The Pale, by Liz Williams

Liz Williams offers a science fictional take on the traditional selkie story in The Pale. We are sometime in the future, after global warming (presumably) has caused the sea level to rise resulting in a release of radiation into the seas from nuclear power stations and waste. The Scottish islands have been cut off from the British mainland by The Pale to protect the mainland from the pollution. On these islands, people have reverted to an earlier, less advanced society.

One day, a woman, covered in a "seal skin", is washed up from the polluted sea onto the shore of one of the islands.

Selkie stories are two-a-penny these days, and it's rare to find an original take on them, but Williams has managed to do so here. Certainly the arc of the story and its basic structure will be familiar to most readers. Nonetheless, Williams handles the familiar elements with a sureness that those who have read her work before will have come to expect and injects the new material neatly. If I was to have any criticism of The Pale it would be that Williams has a tendency to overexplain the new science fiction elements of the story and that the characters are not as fully-fleshed as they could be.

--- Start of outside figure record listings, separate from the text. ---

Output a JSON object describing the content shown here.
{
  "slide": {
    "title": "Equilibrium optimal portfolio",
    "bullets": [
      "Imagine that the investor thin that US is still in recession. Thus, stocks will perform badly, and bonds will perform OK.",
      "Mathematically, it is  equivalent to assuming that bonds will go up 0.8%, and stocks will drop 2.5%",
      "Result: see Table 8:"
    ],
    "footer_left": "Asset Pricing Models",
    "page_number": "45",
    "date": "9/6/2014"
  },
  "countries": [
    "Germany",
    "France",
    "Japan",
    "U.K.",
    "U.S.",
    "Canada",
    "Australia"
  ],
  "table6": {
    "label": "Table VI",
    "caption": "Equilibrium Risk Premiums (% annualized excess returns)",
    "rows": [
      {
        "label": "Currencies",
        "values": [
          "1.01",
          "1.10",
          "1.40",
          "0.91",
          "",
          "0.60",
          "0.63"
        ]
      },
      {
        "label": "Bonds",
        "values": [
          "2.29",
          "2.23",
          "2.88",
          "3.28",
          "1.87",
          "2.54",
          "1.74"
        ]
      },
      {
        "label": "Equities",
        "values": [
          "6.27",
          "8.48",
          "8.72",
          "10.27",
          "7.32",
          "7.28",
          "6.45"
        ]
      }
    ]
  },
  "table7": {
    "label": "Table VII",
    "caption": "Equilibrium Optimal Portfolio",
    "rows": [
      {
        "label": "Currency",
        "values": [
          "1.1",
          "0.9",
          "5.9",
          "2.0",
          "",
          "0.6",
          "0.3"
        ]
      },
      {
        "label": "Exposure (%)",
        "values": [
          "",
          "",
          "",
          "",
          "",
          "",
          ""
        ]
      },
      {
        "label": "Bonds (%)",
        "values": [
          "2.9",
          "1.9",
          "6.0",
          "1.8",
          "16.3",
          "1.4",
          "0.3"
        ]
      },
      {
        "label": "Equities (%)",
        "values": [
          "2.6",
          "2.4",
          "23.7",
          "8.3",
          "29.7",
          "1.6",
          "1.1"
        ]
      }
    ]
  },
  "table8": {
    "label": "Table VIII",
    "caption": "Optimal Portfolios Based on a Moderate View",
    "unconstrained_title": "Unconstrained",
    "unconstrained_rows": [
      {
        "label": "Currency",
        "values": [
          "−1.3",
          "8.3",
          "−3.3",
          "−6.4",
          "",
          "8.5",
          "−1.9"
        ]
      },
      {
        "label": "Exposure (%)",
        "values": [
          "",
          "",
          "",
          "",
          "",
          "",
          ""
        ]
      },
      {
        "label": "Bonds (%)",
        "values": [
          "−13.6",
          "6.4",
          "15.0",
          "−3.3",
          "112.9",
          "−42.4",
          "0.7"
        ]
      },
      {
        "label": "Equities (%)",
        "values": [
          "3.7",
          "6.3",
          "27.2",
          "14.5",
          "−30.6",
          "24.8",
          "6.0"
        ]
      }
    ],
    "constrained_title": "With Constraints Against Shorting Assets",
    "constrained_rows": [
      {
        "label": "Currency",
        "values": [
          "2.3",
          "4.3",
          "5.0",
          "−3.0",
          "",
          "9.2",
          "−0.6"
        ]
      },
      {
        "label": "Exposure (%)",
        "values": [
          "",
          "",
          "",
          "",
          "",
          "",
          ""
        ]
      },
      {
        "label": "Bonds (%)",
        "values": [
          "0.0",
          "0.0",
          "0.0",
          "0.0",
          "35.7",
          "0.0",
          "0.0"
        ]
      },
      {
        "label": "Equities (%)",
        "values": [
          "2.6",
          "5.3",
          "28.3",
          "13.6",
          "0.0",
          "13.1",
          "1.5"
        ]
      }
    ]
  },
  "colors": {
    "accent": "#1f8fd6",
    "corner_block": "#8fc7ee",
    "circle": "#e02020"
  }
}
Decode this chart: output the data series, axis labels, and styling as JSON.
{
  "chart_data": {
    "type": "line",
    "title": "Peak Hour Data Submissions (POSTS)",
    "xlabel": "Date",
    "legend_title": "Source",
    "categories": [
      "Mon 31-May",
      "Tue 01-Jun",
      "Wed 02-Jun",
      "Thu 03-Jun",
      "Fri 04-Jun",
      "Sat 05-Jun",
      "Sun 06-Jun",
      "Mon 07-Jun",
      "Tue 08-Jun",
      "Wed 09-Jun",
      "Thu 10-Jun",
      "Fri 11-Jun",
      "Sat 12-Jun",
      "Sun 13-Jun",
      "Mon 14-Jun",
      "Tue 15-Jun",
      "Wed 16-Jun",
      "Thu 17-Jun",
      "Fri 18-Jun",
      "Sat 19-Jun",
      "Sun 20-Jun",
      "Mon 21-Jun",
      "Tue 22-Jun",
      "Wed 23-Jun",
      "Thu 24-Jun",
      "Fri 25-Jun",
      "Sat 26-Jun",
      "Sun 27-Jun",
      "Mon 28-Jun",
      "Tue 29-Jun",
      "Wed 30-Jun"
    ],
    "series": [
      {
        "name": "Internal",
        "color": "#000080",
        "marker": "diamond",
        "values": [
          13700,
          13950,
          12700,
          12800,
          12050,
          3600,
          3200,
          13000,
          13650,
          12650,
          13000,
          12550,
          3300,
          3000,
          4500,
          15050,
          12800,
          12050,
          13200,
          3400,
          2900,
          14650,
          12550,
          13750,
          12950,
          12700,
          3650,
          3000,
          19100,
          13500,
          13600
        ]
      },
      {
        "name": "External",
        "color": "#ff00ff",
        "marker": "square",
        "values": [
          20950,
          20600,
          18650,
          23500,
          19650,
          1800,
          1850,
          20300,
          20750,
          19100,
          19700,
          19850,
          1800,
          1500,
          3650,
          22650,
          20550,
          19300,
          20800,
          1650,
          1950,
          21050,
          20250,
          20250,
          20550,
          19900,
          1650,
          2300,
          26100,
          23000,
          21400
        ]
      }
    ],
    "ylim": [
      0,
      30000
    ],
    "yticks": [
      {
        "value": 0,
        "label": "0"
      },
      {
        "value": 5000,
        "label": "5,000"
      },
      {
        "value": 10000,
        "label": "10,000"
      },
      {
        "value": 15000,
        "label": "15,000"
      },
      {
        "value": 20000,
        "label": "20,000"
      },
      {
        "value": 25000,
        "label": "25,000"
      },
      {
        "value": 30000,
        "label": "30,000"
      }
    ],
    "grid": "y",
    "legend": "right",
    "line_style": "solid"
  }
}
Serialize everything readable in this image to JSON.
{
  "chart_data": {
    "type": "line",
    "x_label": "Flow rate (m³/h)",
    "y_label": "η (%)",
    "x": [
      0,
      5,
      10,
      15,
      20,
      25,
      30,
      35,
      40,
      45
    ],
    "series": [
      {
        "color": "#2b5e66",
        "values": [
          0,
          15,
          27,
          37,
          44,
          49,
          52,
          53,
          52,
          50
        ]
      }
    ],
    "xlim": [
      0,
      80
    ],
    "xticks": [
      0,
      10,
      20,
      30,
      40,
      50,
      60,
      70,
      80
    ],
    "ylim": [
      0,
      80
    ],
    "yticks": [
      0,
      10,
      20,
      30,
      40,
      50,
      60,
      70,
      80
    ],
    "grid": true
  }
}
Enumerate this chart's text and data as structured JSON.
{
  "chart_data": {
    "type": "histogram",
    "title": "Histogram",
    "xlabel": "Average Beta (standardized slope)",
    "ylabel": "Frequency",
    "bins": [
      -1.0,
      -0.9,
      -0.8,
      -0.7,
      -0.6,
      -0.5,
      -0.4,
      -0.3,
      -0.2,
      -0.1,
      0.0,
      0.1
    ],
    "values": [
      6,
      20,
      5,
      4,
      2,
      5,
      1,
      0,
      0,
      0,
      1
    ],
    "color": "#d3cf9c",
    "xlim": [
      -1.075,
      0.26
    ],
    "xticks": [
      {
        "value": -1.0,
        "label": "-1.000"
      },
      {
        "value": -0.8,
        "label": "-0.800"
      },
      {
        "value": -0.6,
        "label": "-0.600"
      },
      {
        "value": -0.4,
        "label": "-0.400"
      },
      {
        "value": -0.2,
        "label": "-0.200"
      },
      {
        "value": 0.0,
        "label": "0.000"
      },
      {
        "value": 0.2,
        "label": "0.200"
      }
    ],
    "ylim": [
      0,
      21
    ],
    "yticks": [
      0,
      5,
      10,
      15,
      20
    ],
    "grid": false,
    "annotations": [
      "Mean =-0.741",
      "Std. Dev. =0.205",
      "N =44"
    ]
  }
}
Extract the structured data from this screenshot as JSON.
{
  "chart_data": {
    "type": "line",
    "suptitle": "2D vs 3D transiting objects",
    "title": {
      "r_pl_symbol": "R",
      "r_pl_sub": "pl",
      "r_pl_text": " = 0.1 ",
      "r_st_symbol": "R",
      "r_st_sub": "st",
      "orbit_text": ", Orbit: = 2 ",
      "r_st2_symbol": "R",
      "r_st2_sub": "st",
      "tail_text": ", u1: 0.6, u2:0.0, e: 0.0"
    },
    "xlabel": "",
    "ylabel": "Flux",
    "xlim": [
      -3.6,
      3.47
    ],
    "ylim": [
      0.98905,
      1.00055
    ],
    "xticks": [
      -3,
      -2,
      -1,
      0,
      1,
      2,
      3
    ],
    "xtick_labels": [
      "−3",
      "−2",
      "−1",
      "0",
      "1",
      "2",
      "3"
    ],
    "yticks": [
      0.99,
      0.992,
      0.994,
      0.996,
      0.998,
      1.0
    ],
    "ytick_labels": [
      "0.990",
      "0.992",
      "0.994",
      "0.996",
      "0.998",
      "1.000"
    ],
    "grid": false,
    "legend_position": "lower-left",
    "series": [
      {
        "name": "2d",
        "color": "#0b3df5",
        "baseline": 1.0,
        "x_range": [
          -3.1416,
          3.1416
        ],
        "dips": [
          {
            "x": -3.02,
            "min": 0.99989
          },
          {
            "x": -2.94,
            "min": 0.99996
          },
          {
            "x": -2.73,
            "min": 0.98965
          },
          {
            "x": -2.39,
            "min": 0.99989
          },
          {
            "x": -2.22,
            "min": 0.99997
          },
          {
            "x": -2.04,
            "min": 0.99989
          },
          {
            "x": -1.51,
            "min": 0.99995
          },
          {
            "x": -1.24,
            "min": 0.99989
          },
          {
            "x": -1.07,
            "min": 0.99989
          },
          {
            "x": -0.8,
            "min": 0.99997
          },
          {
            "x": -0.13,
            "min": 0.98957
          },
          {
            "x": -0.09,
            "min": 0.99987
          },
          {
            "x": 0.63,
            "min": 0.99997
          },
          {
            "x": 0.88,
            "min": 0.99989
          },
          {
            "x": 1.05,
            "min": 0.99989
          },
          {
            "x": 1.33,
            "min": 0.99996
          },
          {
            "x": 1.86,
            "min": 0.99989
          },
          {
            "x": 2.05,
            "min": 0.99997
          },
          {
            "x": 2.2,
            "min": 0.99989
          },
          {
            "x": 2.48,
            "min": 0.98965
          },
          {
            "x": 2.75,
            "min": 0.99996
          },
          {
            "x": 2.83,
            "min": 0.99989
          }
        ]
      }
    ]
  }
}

Selkie stories are almost always sad stories, and this is no exception. The woman-stolen-from-her-home-by-the-theft-of-her-skin inevitably carries a weight of tragedy. Williams exploits that well while keeping her characters believable and sympathetic.

The Pale is a finely-handled reinvention of the traditional selkie story that skillfully blends myth and science fiction in a convincing manner. As such, it is one of the better versions of that story that I have read.